La confiance, un concept impensé

La confiance est devenue un mantra de notre société. Elle est le concept philosophique le plus mobilisé, que ce soit par les institutions, les gouvernements, les sociétés privées, sans que quiconque ne la définisse précisément. Mais en s‘y intéressant de plus près, il faut admettre que la confiance constitue également un angle mort de la pensée philosophique occidentale. Cette dernière est, d’une manière générale, mal équipée pour analyser ce qui nous relie aux autres. C’est pour cela qu’elle est peu encline, nous le verrons, à analyser la confiance. Elle est en revanche très bien équipée pour tenter de définir la conscience individuelle. C’est en fait l’individualisme moderne, qui prend ses sources dans le nominalisme du 14ème siècle, qui est la cause de cet impensé. 

Explications :

Depuis près de huit siècles, la philosophie se fond dans l’individualisme avec notamment la doctrine du « nominalisme », apparue au 14ème siècle.  Elle est à la source du développement des sciences modernes, de la philosophie morale et de la politique morale, centrée sur la notion de droits et de libertés individuels.

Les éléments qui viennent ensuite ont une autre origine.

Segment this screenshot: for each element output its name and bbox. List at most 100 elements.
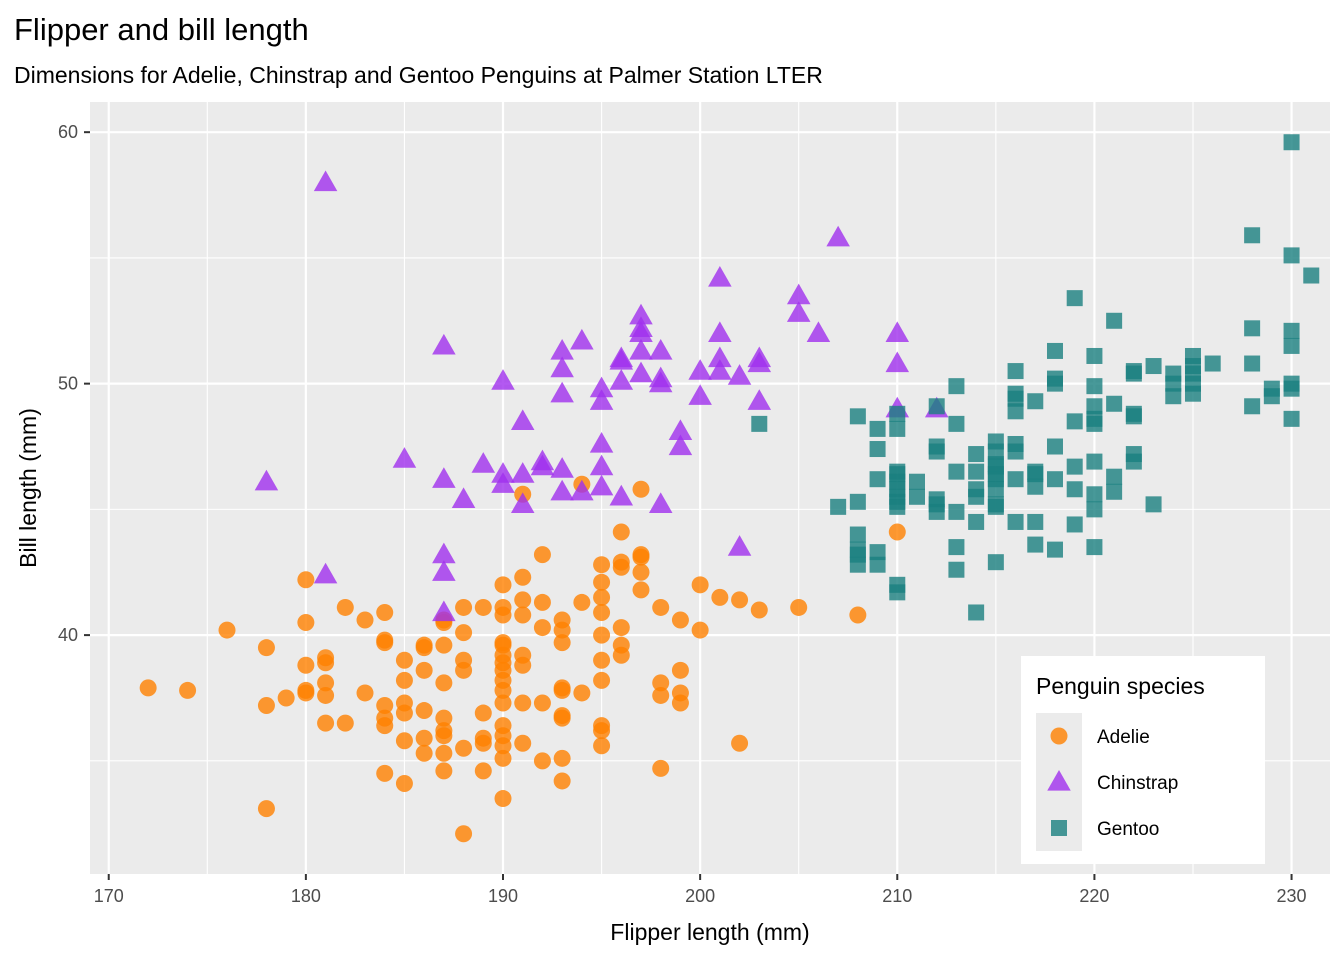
adelie-point	[395, 732, 413, 750]
gentoo-point	[849, 526, 866, 543]
adelie-point	[395, 704, 413, 722]
chinstrap-point	[432, 600, 456, 622]
chinstrap-point	[609, 369, 634, 390]
gentoo-point	[1086, 453, 1103, 470]
gentoo-point	[889, 584, 906, 601]
adelie-point	[435, 762, 453, 780]
gentoo-point	[1007, 513, 1024, 530]
adelie-point	[671, 661, 689, 679]
gentoo-point	[1106, 483, 1123, 500]
adelie-point	[494, 694, 512, 712]
adelie-point	[257, 639, 275, 657]
chinstrap-point	[491, 369, 515, 390]
adelie-point	[455, 624, 473, 642]
chinstrap-point	[550, 479, 574, 501]
adelie-point	[533, 546, 551, 564]
chinstrap-point	[708, 266, 732, 287]
chinstrap-point	[609, 349, 634, 370]
y-tick-label: 40	[58, 625, 78, 645]
adelie-point	[474, 762, 492, 780]
adelie-point	[514, 656, 532, 674]
chinstrap-point	[432, 560, 456, 581]
adelie-point	[691, 576, 709, 594]
legend-label-adelie: Adelie	[1097, 727, 1150, 748]
gentoo-point	[869, 420, 886, 437]
adelie-point	[297, 684, 315, 702]
gentoo-point	[1263, 388, 1280, 405]
chinstrap-point	[629, 321, 653, 342]
gentoo-point	[1027, 478, 1044, 495]
series-adelie	[139, 475, 906, 843]
chinstrap-point	[885, 351, 910, 373]
adelie-point	[790, 598, 808, 616]
adelie-point	[612, 646, 630, 664]
adelie-point	[731, 734, 749, 752]
gentoo-point	[1283, 380, 1300, 397]
data-points	[139, 134, 1320, 843]
chinstrap-point	[432, 333, 456, 355]
gentoo-point	[1283, 322, 1300, 339]
chinstrap-point	[550, 457, 574, 478]
gentoo-point	[987, 443, 1004, 460]
adelie-point	[553, 709, 571, 727]
legend-title: Penguin species	[1036, 673, 1205, 699]
chinstrap-point	[589, 474, 614, 496]
adelie-point	[474, 598, 492, 616]
adelie-point	[514, 606, 532, 624]
gentoo-point	[869, 441, 886, 458]
gentoo-point	[1066, 413, 1083, 430]
adelie-point	[376, 603, 394, 621]
chinstrap-point	[629, 338, 653, 360]
gentoo-point	[1007, 363, 1024, 380]
gentoo-point	[1125, 408, 1142, 425]
adelie-point	[395, 651, 413, 669]
adelie-point	[553, 681, 571, 699]
chinstrap-point	[629, 303, 653, 325]
adelie-point	[533, 593, 551, 611]
gentoo-point	[1086, 398, 1103, 415]
chinstrap-point	[786, 301, 811, 322]
adelie-point	[652, 674, 670, 692]
chinstrap-point	[826, 225, 850, 247]
chinstrap-point	[491, 472, 515, 493]
adelie-point	[573, 684, 591, 702]
adelie-point	[494, 606, 512, 624]
adelie-point	[632, 480, 650, 498]
chinstrap-point	[708, 359, 732, 380]
chinstrap-point	[510, 492, 535, 513]
adelie-point	[632, 563, 650, 581]
chinstrap-point	[806, 321, 831, 342]
x-tick-label: 180	[291, 886, 321, 906]
adelie-point	[435, 636, 453, 654]
gentoo-point	[1283, 410, 1300, 427]
adelie-point	[593, 556, 611, 574]
chinstrap-point	[432, 542, 456, 564]
chinstrap-point	[530, 454, 555, 476]
adelie-point	[435, 674, 453, 692]
gentoo-point	[987, 481, 1004, 498]
x-axis: 170 180 190 200 210 220 230	[94, 874, 1307, 906]
adelie-point	[593, 573, 611, 591]
gentoo-point	[1086, 347, 1103, 364]
gentoo-point	[968, 604, 985, 621]
gentoo-point	[1125, 365, 1142, 382]
adelie-point	[652, 759, 670, 777]
chart-subtitle: Dimensions for Adelie, Chinstrap and Gen…	[14, 62, 823, 88]
gentoo-point	[1086, 415, 1103, 432]
chinstrap-point	[550, 381, 574, 403]
chinstrap-point	[747, 351, 772, 373]
chinstrap-point	[550, 338, 574, 360]
gentoo-point	[849, 493, 866, 510]
adelie-point	[573, 593, 591, 611]
adelie-point	[317, 714, 335, 732]
adelie-point	[671, 694, 689, 712]
y-axis: 40 50 60	[58, 122, 90, 645]
chinstrap-point	[786, 283, 811, 305]
gentoo-point	[1106, 468, 1123, 485]
gentoo-point	[968, 463, 985, 480]
gentoo-point	[751, 415, 768, 432]
adelie-point	[356, 684, 374, 702]
adelie-point	[593, 603, 611, 621]
adelie-point	[514, 568, 532, 586]
gentoo-point	[869, 471, 886, 488]
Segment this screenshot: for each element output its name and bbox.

L’un des traits fondamentaux du nominalisme est l’invention de la volonté et notamment de l’affirmation du primat de la volonté dans l’organigramme mental de l’individu. L’individu est doté d’une faculté autonome (la volonté) qui est capable de poser elle-même ses propres fins, et ce, librement. Pour comprendre la rupture que représente le nominalisme, songeons qu’Aristote, qui a dominé la pensée occidentale pendant quelque 16 siècles, a élaboré toute sa morale sans invoquer les notions de volonté et de liberté !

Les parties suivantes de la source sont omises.